The military has revealed that one soldier initially listed as killed in action while riding in the same doomed convoy as former prisoner of war Jessica Lynch (search) was actually captured by Iraqi fighters.

More than a year after the March 23, 2003, ambush, the military released new details to the family of Sgt. Donald Walters of Salem, Ore.

Walters lived in Kansas City, Mo., from May 1996 to July 2002, and his wife Stacie, now lives in Kansas City.

Walters "was held separately from his fellow soldiers and killed while in custody," according to a news release from the Oregon National Guard (search).

"He was executed -- shot twice in the back," Major Arnold Strong, public affairs officer for the Oregon National Guard, said during a telephone interview Thursday. "An Iraqi ambulance driver witnessed six fedayeen rebels standing outside a building guarding him while he was still alive. That same witness evacuated his dead body to a hospital."

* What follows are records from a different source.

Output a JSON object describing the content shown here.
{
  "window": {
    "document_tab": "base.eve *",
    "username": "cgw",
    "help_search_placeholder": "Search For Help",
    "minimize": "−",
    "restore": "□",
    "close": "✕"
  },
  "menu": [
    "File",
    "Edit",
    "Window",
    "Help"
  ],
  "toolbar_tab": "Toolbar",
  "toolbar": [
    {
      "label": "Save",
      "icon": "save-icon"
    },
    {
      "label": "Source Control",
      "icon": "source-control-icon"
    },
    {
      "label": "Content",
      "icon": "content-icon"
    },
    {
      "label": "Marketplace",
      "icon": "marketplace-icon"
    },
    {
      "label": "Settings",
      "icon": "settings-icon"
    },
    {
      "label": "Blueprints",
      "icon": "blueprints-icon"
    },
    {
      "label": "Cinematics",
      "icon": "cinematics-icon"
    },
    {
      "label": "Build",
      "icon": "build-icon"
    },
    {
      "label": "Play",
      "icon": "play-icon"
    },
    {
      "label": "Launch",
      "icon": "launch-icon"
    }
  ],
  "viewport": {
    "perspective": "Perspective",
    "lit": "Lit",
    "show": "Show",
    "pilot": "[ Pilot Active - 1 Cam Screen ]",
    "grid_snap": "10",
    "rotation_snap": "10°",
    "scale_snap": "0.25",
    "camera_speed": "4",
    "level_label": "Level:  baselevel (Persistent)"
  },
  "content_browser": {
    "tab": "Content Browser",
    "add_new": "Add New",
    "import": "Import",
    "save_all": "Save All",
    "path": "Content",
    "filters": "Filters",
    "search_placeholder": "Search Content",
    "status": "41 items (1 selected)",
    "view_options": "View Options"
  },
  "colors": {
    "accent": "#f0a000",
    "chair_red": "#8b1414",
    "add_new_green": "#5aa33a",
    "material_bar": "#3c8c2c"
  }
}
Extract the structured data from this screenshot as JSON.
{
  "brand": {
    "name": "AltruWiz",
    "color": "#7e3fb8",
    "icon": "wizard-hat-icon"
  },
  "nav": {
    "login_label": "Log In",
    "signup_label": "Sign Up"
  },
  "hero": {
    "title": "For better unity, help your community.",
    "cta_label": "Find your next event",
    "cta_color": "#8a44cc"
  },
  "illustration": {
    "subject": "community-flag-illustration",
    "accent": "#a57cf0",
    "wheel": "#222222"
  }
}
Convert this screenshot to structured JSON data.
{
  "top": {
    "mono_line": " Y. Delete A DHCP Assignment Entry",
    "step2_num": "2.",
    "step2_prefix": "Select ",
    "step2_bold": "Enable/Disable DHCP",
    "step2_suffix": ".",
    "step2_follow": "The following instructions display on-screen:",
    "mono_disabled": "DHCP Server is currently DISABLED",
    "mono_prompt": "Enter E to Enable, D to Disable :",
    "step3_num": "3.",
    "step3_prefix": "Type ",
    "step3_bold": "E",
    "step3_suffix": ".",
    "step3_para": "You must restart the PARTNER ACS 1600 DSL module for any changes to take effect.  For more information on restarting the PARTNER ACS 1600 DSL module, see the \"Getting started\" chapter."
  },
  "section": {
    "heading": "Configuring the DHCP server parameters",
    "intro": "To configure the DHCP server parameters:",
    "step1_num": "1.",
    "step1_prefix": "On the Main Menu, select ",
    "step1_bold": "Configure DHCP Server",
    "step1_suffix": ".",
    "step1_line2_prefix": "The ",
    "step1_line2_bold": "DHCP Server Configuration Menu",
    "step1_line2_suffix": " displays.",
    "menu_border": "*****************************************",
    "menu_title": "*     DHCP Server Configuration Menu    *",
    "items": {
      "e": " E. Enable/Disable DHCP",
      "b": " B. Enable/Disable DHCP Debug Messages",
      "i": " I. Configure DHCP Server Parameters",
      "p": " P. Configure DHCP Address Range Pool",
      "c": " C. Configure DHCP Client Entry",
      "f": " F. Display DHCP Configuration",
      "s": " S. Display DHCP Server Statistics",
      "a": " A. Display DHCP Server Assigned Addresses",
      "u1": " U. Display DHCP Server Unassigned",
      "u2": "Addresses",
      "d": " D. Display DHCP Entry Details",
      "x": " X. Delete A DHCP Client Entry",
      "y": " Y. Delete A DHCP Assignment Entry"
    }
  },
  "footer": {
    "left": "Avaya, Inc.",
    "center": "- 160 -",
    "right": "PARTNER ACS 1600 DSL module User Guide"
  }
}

The family was told of the new details and was expected to hold a press conference at 5 p.m. Pacific Time, according to the release.

Walters' fate drew attention because the details of his actions remarkably resemble a story circulated in the media, based on anonymous sources, describing how Lynch had fought until her ammunition ran out.

After her rescue, Lynch, of Palestine, W. Va., said she did not fire a shot. She has since been the subject of a book and an NBC television movie.

Her injuries resulted from a Humvee crash during the firefight in the Iraqi town of Nasiriyah, just days into the war.

An army report released last summer on the ambush of the 507th Army Maintenance Company (search) said that Walters, 33, likely died in the fighting that left 10 other soldiers dead.

The report said there were no American witnesses to his death.

In March, the Army posthumously awarded Walters the Silver Star for gallantry with marked distinction.

Walters had initially been awarded the Bronze Star and the Purple Heart.